Regardless of the group’s visibility, U.S. based consumers will definitely recognize some of their products. Dettol, Durex, Air Wick, Lysol, Nurofen and Vanish are just a selection of the power brands that fall under the umbrella of Reckitt, and I’d imagine most people in the 200 countries that the company have sales in have heard of at least one or two of those names. If not then we can add Clearasil, Veet, Gaviscon and Cilit Bang to the list. There are more, though those are the ones that are probably most recognizable.
The great thing about diversified brands like these is that they litter the homes of nearly everyone in the countries where they are available. It’s a similar story with Procter & Gamble and Unilever, where you actually end up quite surprised just how many products are lying around your home at any given point. Even though we might not necessarily be aware of it, these companies have a grip on our everyday lives.
The end result is that they are able to maintain a degree of pricing power, economies of scale advantage and spend huge profits to run the marketing campaigns that keep it that way. Take Nurofen for example. The painkiller itself probably contains nothing special by way of formulation – it’s just regular ibuprofen. What is special though is that a pack of Nurofen next to a grey box marked “painkillers” will sell out first. Not only that but it would do so even with a nice markup on the price. It’s something I’ve repeated often in many of my articles so far, but branding is everything.
I liken Reckitt to the more well known (at least in the States) consumer defensive Church & Dwight in that they both have similarly superb free cash flow generation. Church & Dwight regularly converts something like 80%+ of its cash from operations into free cash flow, which can then go into things we shareholders appreciate like dividends and share buybacks. Reckitt Benckiser is of that same quality; in the last two years the company converted over 90% of cash flow into owners’ earnings.
You can go back longer term and see the same effect as the underlying business is a cash machine. The underlying business is extremely profitable, with returns on capital regularly exceeding 25%. There are very few consumer stocks that have comparable business economics.
The other benefit of course is that it allows Reckitt to distribute huge amounts of its cash flow back into shareholder hands without degrading the future earnings power of the business. In fiscal year 2015 for example the company spent close to 100% of free cash flow on dividends and stock buybacks.
If you track the returns over a slightly longer period you can see the point very clearly. At the start of 2006 for example the shares were trading on the market for about £18 per-share, which at the time equated to a market cap of £13 billion. In the following decade the company have already returned about 60% (£7.5bn) of that figure in the form of cash dividends, which equates to about £10.70 in per-share terms.
If you hold long term then stocks like Reckitt Benckiser will mint cash. It comes back to the point above about the returns on capital, the company is so extraordinarily profitable that over reasonable time frames the shareholder returns are going to be very significant.
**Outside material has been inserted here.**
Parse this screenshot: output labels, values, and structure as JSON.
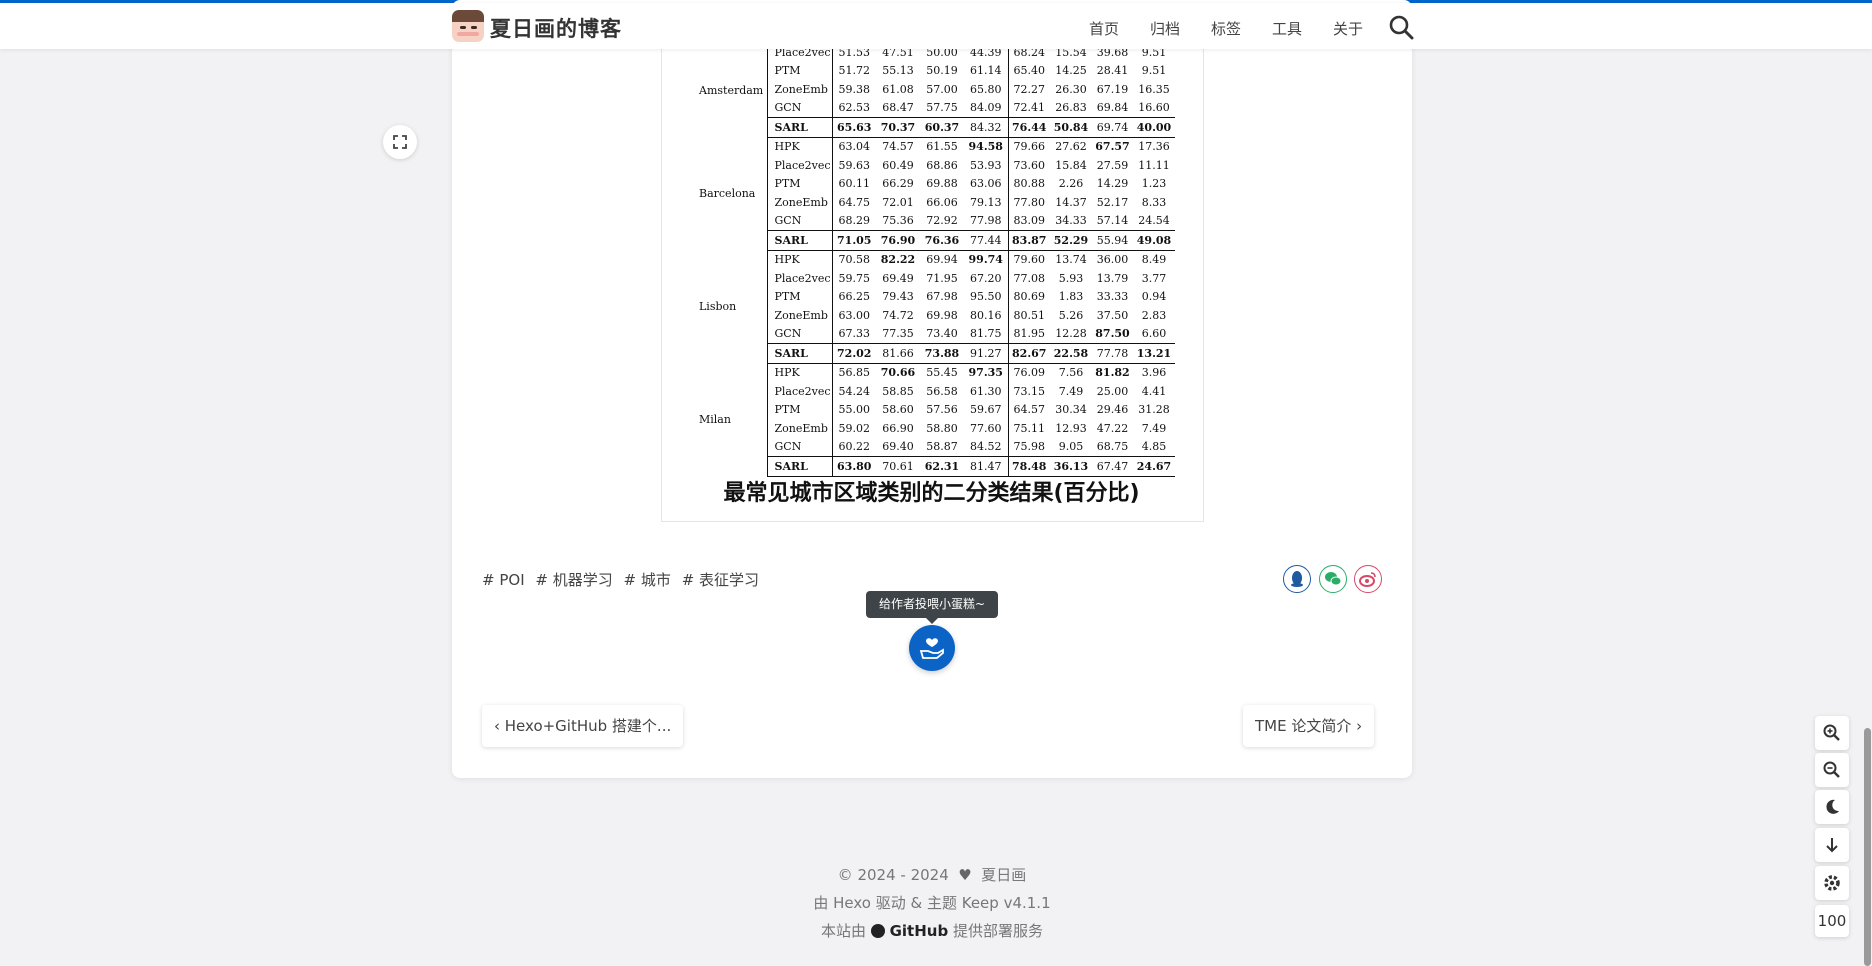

Management is committed to paying out 50% of net income as dividends, which as stated above is easily achievable given how secure the earnings of the company are. What it does mean though is that RB isn’t really a typical dividend growth stock, which is why you see them “freezing” the dividend even though the pay-out ratio is nice and healthy. For income investors looking for clockwork dividend growth then this may not appeal. That said there are two additional points to consider on this front.
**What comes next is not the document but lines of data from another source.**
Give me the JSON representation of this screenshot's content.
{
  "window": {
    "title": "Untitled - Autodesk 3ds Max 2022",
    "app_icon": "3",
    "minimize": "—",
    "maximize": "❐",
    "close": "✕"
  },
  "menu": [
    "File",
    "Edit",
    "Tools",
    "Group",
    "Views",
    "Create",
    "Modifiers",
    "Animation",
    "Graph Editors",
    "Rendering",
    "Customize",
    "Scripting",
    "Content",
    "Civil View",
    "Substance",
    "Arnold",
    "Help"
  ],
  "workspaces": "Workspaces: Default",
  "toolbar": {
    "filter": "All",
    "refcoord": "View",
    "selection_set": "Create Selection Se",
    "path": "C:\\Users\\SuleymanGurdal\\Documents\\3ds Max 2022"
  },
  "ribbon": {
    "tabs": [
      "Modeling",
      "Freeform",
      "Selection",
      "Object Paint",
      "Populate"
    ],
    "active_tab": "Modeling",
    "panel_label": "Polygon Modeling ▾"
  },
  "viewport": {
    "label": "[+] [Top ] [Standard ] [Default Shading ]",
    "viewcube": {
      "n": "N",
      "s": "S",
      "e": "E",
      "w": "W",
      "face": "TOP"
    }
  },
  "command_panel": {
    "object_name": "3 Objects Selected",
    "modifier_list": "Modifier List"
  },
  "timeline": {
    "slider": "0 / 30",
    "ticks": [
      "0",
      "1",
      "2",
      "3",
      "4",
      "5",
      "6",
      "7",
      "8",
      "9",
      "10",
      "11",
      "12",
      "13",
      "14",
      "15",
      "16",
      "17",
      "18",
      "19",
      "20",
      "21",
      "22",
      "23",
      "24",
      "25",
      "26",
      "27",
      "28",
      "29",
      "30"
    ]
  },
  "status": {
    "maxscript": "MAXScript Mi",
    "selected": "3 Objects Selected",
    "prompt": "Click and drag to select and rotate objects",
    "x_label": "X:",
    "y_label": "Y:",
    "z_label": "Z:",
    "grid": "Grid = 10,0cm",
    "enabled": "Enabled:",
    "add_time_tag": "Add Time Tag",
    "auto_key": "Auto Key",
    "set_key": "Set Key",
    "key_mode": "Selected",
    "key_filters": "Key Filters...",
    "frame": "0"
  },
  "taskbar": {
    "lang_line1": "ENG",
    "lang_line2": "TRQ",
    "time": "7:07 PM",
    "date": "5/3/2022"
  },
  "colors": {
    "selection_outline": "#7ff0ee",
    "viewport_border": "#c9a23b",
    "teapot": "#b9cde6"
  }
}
The first is that the sheer quality of the earnings mean RB will be the gift that keeps on giving with respect to shareholder returns. The annual compound dividend growth rate over the past ten years is 11.6% for example, the price returns over the same time period are 12.6%. Excluding the added effects of any kind of DRIP program then you would be looking at total returns of about 300% over the last decade. That works out to 14.6% on a compounded annual basis.
The second point is that as a U.K. listed stock withholding taxes aren’t an issue, whether you hold directly via the LSE listing or the plc ADRs that trade in New York. It’s something that cropped up a lot in my Seeking Alpha pieces on similarly high quality European stocks Nestlé and L’Oréal, but fortunately there are no such issues with U.K. listed shares.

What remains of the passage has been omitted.